80% of Senate Dems Just Voted to Cut Israel’s Arms Supply

Senate Democrats voted in record numbers Wednesday night to block nearly $500 million in U.S. arms sales to Israel, with more than 80 percent of the caucus backing at least one of two resolutions introduced by Sen. Bernie Sanders (I-VT).

Both resolutions failed, Fox News reports, but the vote totals mark a significant shift from previous attempts by the Vermont independent, signaling a broad realignment in how Senate Democrats view the U.S.-Israel relationship.

The first resolution would have halted roughly $295 million in Caterpillar bulldozer sales to Israel. Forty Senate Democrats voted in favor. The second, targeting nearly $152 million in 1,000-pound bombs, drew 36 Democratic votes. Neither passed without Republican support.

“Today, more than 80% of the Democratic caucus stood with the American people and voted to block U.S. military aid to Netanyahu and his horrific, illegal wars,” Sanders said in a statement Wednesday. “When we started this effort there were just 11 votes. Now, there are 40. That shift reflects where the American people are.”

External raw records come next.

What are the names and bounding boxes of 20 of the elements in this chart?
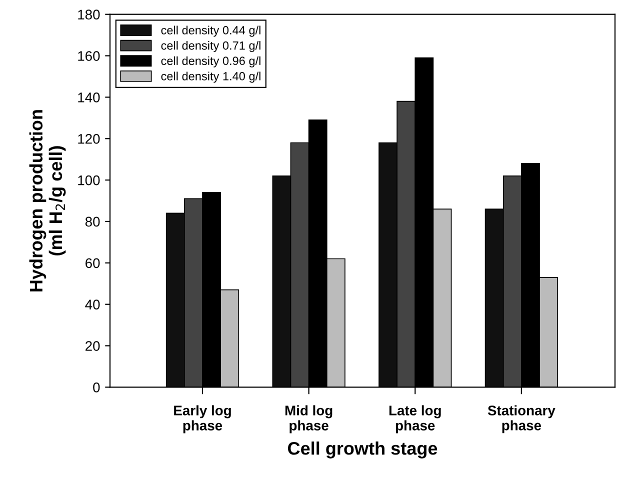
y-tick-label: 0	[93, 382, 100, 392]
x-tick-label: Mid log phase	[285, 405, 332, 434]
legend-label: cell density 0.96 g/l	[161, 56, 260, 68]
y-tick-label: 80	[85, 216, 100, 227]
x-tick-label: Early log phase	[174, 405, 231, 434]
legend-label: cell density 1.40 g/l	[161, 72, 260, 83]
x-tick-label: Stationary phase	[488, 405, 556, 434]
y-tick-label: 20	[86, 341, 100, 351]
y-tick-label: 100	[78, 175, 100, 186]
y-tick-label: 140	[78, 92, 100, 102]
legend-label: cell density 0.44 g/l	[161, 26, 260, 37]
legend-label: cell density 0.71 g/l	[161, 41, 260, 52]
x-tick-label: Late log phase	[389, 405, 441, 434]
x-axis-title: Cell growth stage	[288, 442, 438, 458]
y-tick-label: 180	[78, 10, 100, 20]
y-axis-title: Hydrogen production (ml H$_{2}$/g cell)	[29, 110, 66, 292]
y-tick-label: 60	[86, 258, 100, 268]
y-tick-label: 160	[78, 51, 100, 61]
y-tick-label: 120	[78, 134, 100, 144]
y-tick-label: 40	[85, 300, 100, 310]
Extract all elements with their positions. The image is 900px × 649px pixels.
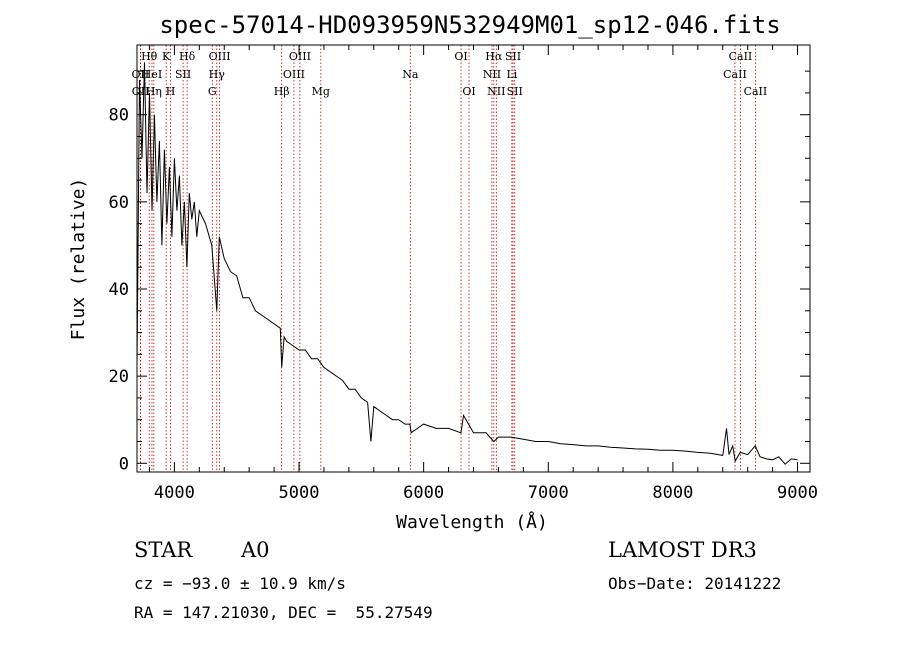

The votes came the same day Senate Democrats overwhelmingly backed measures to curtail President Trump’s war powers in the Middle East. Republicans are now considering bundling the expected Iran war supplemental spending request, estimated between $50 billion and $200 billion, into a party-line bill to limit Democratic leverage over the package.

Senate Minority Leader Chuck Schumer (D-NY), who has been a vocal critic of the war, voted against both Sanders resolutions.

Several Democratic senators who switched their positions said they still support Israel but framed their votes as opposition to the broader Iran conflict.

Sen. Maggie Hassan (D-NH), who previously voted against Sanders’ arms-sale proposals, said her reversal was “informed by President Trump’s and Prime Minister Netanyahu’s reckless decision to go to war.”

“I have serious questions about any supplemental expenditures for this war, let alone additional sales of weapons for the same war to Israel,” Hassan said in a statement.

Sen. Elissa Slotkin (D-MI) said her vote against “1,000-pound so-called ‘dumb bombs’ and military bulldozers” was intended to draw a distinction between supporting Israel and backing Netanyahu’s military agenda. “Being pro-Israel today is not simply about supporting the political or military agenda of Prime Minister Netanyahu, just like being pro-American should not be equated with loyalty to President Trump,” she said.

The shift comes as ongoing Israeli strikes in Lebanon have strained fragile ceasefire negotiations tied to the broader Iran conflict. The last time the Senate voted on a Sanders Israel arms resolution, 27 Democrats voted yes. Before that, 19 did. Wednesday’s total roughly doubled the previous high.

Republican senators have held together behind Trump on the Iran war effort, though some divisions have surfaced as ceasefire deadlines approach.

The growing Democratic bloc backing Sanders’ measures is expected to complicate the White House’s pending supplemental funding request for the war. The administration has not yet formally submitted the package to Congress, and cost estimates from administration officials have ranged widely, from $50 billion to as high as $200 billion.